WR Mohamed Massaquoi
What’s the book on Massaquoi? Well, the Browns seem to love him with president Mike Holmgren once again predicting a breakout season for the 2009 second-round pick from Georgia. Let’s see if Mike’s on the ball on this one. Massaquoi’s receptions totals have went from 34 to 36 to 31 and his yardage totals have dropped in each of the last two years from 624 to 483 to 384. He has scored seven touchdowns in three years. And, perhaps most damning of all, Massaquoi has caught 41.6% of his passes over his three-year career. I don’t care how bad the quarterback play has been – that’s pathetic. Concussion issues hindered his production last year but there is absolutely no reason to have Massaquoi on any fantasy roster to open the season.
WR Jordan Norwood
If you’re looking for a reason as to why you need to ignore the training camp hype, let’s look at Jordan Norwood. The Browns talked him up last summer and then proceeded to give him exactly two targets over their first six games. By season’s end, Norwood had accumulated just 23 receptions on 34 targets for 268 yards and a score. Best suited to play out of the slot, Norwood will battle rookie 4th round pick Travis Benjamin and veteran Josh Cribbs for that role in 2012. While he may put up some numbers in the first few weeks of the season, he figures to see his playing time decrease as Benjamin grows into the role. Norwood is not worth owning in 2012.
WR Travis Benjamin
The Browns used a 4th round pick to acquire Benjamin and he has the opportunity to earn a significant amount of playing time in 2012. While some rookies have the pedigree to get that chance, Benjamin’s road to playing time is more the result of the Browns having arguably the worst group of wide receivers in the league. The speedster from the University of Miami has outstanding speed (4.34 40-yard dash) and his size (5’10”, 175 pounds) would seem to dictate that he play out of the slot. However, the knock on him coming out of college was that his route running needed improvement so it may take him half a season to carve out a meaningful role. In redraft leagues, Benjamin is worth monitoring as a waiver wire option and he rates as a lower tier prospect in dynasty leagues.
WR Josh Cribbs
There was a time when it appeared that Cribbs would establish himself as a threat in the return game as well as on offense in both the running and passing game. Let’s stick a nail in that coffin. Cribbs managed career-highs in receptions with 41, receiving yards with 518 and receiving touchdowns with four in 2011 but failed to supplement that on the ground, getting just seven touches – his lowest total in five seasons.

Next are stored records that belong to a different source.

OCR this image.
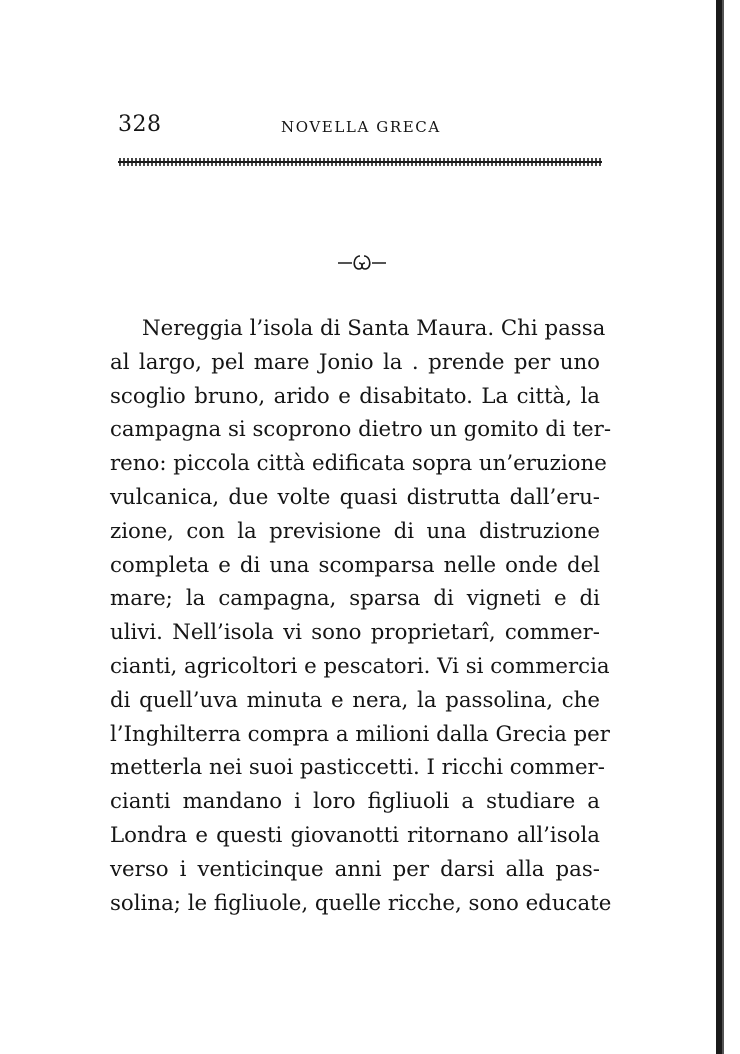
328	NOVELLA GRECA
Nereggia l’isola di Santa Maura. Chi passa
al largo, pel mare Jonio la . prende per uno
scoglio bruno, arido e disabitato. La città, la
campagna si scoprono dietro un gomito di ter-
reno: piccola città edificata sopra un’eruzione
vulcanica, due volte quasi distrutta dall’eru-
zione, con la previsione di una distruzione
completa e di una scomparsa nelle onde del
mare; la campagna, sparsa di vigneti e di
ulivi. Nell’isola vi sono proprietarî, commer-
cianti, agricoltori e pescatori. Vi si commercia
di quell’uva minuta e nera, la passolina, che
l’Inghilterra compra a milioni dalla Grecia per
metterla nei suoi pasticcetti. I ricchi commer-
cianti mandano i loro figliuoli a studiare a
Londra e questi giovanotti ritornano all’isola
verso i venticinque anni per darsi alla pas-
solina; le figliuole, quelle ricche, sono educate
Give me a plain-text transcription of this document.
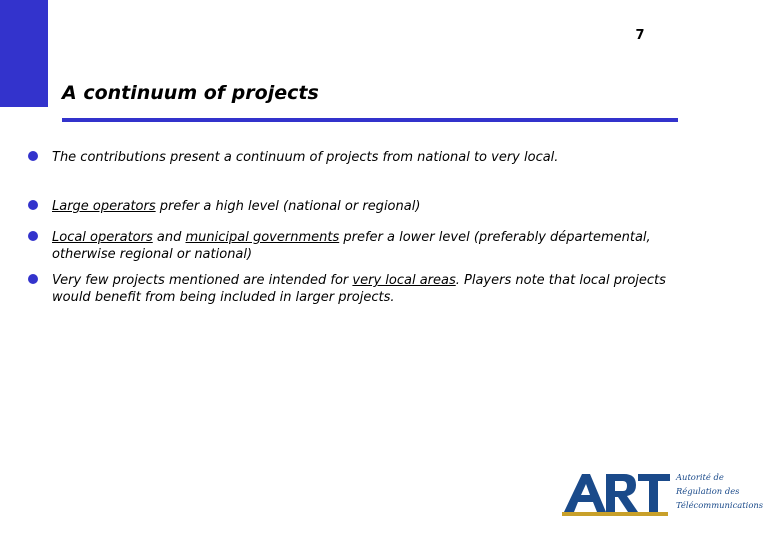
7
A continuum of projects

The contributions present a continuum of projects from national to very local.

Large operators prefer a high level (national or regional)

Local operators and municipal governments prefer a lower level (preferably départemental, otherwise regional or national)

Very few projects mentioned are intended for very local areas. Players note that local projects would benefit from being included in larger projects.

Autorité de
Régulation des
Télécommunications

With a running back depth chart going four deep, that won’t change in 2012 and with the Browns focused on developing Jordan Norwood and rookie 4th round pick Travis Benjamin behind starters Greg Little and Mohamed Massaquoi, Cribbs figures to get even less use in 2012.
TE Ben Watson
After failing to reach his vast potential and having several largely unproductive seasons in New England, Watson was a revelation in his first year with the Browns in 2010, catching 68 passes for 763 yards, both career highs, and three touchdowns. Unfortunately, he went back to being his underwhelming self in 2011, as concussion issues plagued him on his way to a 37 reception, 410 yard, two-touchdown season. At this point of his career, Watson figures to more into more of a blocking role with veteran Evan Moore and 2011 4th round pick Jordan Cameron assuming a larger portion of the pass catching duties. Watson is waiver wire material in 2012.
TE Evan Moore
After putting together a few solid performances in 2010, Moore was expected to make a decent leap forward in 2011 but that failed to happen, despite starting tight end Ben Watson missing time with concussion issues. The Browns clearly don’t trust Moore in a blocking role so you have to wonder how much playing time he will get this season with the team committed to pounding the rock with rookie running back Trent Richardson. We see little reason to suggest Moore see much of an improvement on his 34 reception, 324 yard, four-touchdown performance from a year ago.